Book 1 Title: Born to Rule?
Book Author: Paddy Manning
Book 1 Biblio: Melbourne University Publishing, $34.99 pb, 503 pp, 9780522870787
Book 1 Author Type: Author

Malcolm Turnbull delivers a keynote address at the IISS Shangri La Dialogue in Singapore (photograph via Wikimedia Commons)Malcolm Turnbull delivers a keynote address at the IISS Shangri La Dialogue in Singapore (photograph via Wikimedia Commons)

Varun Ghosh expertly reviewed Manning’s first edition in ABR in December, 2015. Ghosh noted Manning’s view that a Turnbull narrative of childhood austerity didn’t really align with a more salubrious reality. He also noted Manning’s account of a young and ‘imperious’ Turnbull finding unending success – early journalistic prowess, a Rhodes Scholarship, winning high-profile legal cases for Kerry Packer and ‘spycatcher’ Peter Wright – before turning to business where he made his real fortune. Only with the defeat of the 1999 republic referendum did Turnbull, head of the Australian Republic Movement, taste failure. Entering the House of Representatives in 2004 and immediately elevated to the frontbench, Turnbull’s next major defeat arrived when the Godwin Grech affair and a carbon emissions trading policy saw his political judgement lampooned and his party leadership lost. A humiliation borne of impetuousness undoubtedly tempered Turnbull’s second,more measured leadership term, which ended in August 2018.

While Ghosh laments – perhaps unjustly – Manning’s ‘unsatisfyingly brief taste of what may come’ from a Turnbull prime ministership, he was right to highlight Turnbull’s central and potentially debilitating dilemma as a moderate leader ahead of a conservative party. That dilemma became a key theme of Born to Rule: a detailed account – replete with chatter from secret partyroom meetings and other deep background detail – of a dazzlingly popular entrepreneur who, so obviously ‘born to rule’, offered Australians a way out of a leadership circus entertaining Australian politics since 2010.

The optimism that Turnbull generated in 2015 was entirely justified. After Abbott’s loss of thirty successive Newspolls – a rationale Turnbull used to unseat his predecessor – the new Liberal leader immediately reversed the Coalition’s fortunes. It was also an optimism shared by much of progressive Australia. Sydney Morning Herald journalist Elizabeth Farrelly, for example, bravely predicted that Turnbull would be our longest-serving prime minister since Robert Menzies. Turnbull’s electoral honeymoon was indeed passionate: a November Fairfax-Ipsos poll pegged the Coalition at fifty-seven per cent to Labor’s forty-three; the temptation for Turnbull to call a December election must have been strong. But the love affair was also painfully short: by April 2016, Newspoll found the Coalition again trailing Labor, despite Opposition leader Bill Shorten’s own unpopularity. As the Coalition’s numbers slumped further, it was only a matter of time before Turnbull’s Newspoll yardstick would be used brutally on his own back.

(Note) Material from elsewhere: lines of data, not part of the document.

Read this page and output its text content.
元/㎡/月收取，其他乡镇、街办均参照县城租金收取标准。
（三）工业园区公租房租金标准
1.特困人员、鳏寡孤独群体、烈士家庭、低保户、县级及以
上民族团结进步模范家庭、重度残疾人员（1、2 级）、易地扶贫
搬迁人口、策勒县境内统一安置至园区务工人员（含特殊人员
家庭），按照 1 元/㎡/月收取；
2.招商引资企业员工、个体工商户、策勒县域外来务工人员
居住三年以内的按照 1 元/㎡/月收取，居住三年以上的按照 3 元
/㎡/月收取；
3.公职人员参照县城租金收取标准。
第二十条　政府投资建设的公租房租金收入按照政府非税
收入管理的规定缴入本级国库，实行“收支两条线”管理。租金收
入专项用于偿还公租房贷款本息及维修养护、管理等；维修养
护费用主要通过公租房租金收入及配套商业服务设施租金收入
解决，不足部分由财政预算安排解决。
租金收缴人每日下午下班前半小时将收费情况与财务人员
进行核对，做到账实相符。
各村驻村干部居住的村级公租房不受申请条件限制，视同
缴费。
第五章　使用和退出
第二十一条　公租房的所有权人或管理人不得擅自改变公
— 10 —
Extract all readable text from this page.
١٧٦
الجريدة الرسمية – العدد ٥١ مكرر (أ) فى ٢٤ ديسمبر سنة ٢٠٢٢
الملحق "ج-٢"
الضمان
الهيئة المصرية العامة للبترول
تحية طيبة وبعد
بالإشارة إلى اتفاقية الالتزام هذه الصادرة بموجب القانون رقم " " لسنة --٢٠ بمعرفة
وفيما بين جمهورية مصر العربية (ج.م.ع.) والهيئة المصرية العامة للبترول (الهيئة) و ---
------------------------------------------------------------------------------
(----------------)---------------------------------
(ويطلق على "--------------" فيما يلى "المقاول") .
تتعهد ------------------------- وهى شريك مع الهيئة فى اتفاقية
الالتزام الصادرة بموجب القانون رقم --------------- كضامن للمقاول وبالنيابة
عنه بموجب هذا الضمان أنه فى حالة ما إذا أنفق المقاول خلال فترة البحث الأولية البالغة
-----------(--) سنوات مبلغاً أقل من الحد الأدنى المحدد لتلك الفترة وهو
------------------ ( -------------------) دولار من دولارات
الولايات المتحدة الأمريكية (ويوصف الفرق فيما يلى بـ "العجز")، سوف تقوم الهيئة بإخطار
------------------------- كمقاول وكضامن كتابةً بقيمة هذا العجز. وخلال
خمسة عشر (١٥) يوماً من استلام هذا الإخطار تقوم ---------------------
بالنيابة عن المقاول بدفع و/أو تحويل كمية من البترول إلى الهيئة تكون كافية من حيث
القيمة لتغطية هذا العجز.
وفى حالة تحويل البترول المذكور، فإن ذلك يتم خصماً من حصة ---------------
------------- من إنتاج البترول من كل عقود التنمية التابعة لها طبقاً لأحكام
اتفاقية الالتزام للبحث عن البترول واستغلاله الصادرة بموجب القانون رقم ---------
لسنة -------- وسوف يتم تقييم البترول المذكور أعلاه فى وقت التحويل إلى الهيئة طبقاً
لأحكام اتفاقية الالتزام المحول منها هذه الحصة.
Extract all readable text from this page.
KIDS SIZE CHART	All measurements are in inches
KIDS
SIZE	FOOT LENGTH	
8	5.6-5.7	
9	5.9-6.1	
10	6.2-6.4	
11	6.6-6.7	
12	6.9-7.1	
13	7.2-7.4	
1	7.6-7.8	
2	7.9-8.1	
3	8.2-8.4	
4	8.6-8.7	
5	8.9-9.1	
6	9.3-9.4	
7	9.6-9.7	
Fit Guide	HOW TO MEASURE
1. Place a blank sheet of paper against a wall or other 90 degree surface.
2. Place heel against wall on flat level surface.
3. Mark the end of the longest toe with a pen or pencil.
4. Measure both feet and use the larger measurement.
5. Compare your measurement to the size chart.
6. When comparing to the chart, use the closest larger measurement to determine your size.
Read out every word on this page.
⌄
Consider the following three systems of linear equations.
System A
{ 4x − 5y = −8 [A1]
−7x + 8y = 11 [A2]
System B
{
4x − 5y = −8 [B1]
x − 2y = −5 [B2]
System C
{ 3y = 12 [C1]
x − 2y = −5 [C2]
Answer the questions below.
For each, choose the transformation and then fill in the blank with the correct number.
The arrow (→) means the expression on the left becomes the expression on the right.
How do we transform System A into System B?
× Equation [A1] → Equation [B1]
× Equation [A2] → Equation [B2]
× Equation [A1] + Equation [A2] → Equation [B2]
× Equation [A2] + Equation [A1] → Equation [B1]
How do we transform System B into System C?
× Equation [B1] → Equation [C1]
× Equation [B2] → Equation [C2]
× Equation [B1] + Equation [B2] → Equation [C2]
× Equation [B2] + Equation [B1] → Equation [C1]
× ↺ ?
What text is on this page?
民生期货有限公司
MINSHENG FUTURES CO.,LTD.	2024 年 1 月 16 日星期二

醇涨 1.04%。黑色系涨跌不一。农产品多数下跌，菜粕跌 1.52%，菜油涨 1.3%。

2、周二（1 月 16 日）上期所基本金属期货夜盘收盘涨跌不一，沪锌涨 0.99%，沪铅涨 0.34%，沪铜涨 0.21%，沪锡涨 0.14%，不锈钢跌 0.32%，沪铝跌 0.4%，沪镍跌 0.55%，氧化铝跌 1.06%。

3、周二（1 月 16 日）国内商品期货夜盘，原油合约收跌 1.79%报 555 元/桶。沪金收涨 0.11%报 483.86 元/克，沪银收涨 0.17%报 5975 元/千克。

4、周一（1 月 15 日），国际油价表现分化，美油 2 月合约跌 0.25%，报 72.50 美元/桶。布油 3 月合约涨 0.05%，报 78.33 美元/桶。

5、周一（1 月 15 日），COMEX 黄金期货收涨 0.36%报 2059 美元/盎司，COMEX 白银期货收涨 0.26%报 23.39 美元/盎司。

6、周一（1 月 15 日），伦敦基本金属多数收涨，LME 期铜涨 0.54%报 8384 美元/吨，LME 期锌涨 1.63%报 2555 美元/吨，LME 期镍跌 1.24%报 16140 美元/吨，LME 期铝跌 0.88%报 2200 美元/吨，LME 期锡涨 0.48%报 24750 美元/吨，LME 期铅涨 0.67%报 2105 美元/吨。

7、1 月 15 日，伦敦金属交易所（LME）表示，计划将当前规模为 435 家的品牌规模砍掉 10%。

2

Thus, the theme of Manning’s second edition of Born to Rule? – cleverly updated with a question mark – is how and why the Turnbull dream so decidedly turned to ashes. The conventional wisdom among moderate Liberals is that Turnbull’s vision was thwarted only by a recalcitrant and arch-conservative right wing led by Abbott, Peter Dutton, and others.

But, with the addition of two new chapters – ‘Mr Harbourside Mansion’ and ‘No, Prime Minister’ – Manning challenges this view with twin arguments: while the rational observer can’t deny that strong conservative resistance to same-sex marriage and climate change policy constrained Turnbull’s leadership, nor can it be denied that many misfortunes were of Turnbull’s own making. Manning cites, for example, his major failure on tax policy – an area haunting Australian politics since the largely ignored recommendations of the Henry Tax Review a decade ago – where Turnbull floated, then abandoned, plans to revive state income taxes, raise the GST, and slash corporate tax rates. The political danger of a vacuum in tax policy is a given: Turnbull seemed unaware that there is little support among the business community or the Liberal base for a prime minister who cannot execute tax reform.

Manning also notes that Turnbull’s enthusiasm for technology – ‘there has never been a more exciting time to be an Australian’, he often stated, to loud derision – failed to resonate outside inner-metropolitan bubbles (particularly Queensland, which Turnbull ‘never understood’), and especially when such projects as the National Innovation and Science Agenda were left dramatically underfunded.

More broadly, Manning depicts a leader unable to manage internal dissent from the right – something Robert Menzies and Malcolm Fraser could do, just as Bob Hawke and Paul Keating managed Labor’s left – and an inability, like Kevin Rudd, to translate big ideas into tangible outcomes.

Ultimately, future historians would be well placed to draw on Manning’s account of arguably Turnbull’s worst moment of judgement: the decision to call a double dissolution election in the vain hope of clearing a hostile Senate. The reduced quota under double dissolution rules produced an even more ideologically diverse and troublesome Senate (including four One Nation Senators). Moreover, the Coalition’s House of Representatives majority was reduced to a single seat – a majority later lost before the 2019 election, but not before the Australian people lost their own confidence in Turnbull, who appeared to stand for nothing and who appeared increasingly tetchy towards critics. Who can forget Turnbull’s 2016 election-night address, when a humble acknowledgment of victory morphed into an angry tirade of blame?

Manning’s last chapter is worth the price of the book alone. In ‘No, Prime Minister’, Manning offers both a clean account of Turnbull’s last days and something of a philosophical treatise on contemporary challenges to democracy in a Trump–Brexit world. In it, Manning quotes French President Emmanuel Macron – like Turnbull, an investment banker turned centrist politician – who laments political postmodernism: ‘the idea that you have to deconstruct and destroy every grand narrative is not a good one’.

Which brings us back to Manning’s added question mark. Was Turnbull born to rule? Manning’s conclusion is clear: ‘The wheeler-dealer, businessman-politician. Whatever it takes. It is the philosophy of a billionaire, not the leader of a nation.’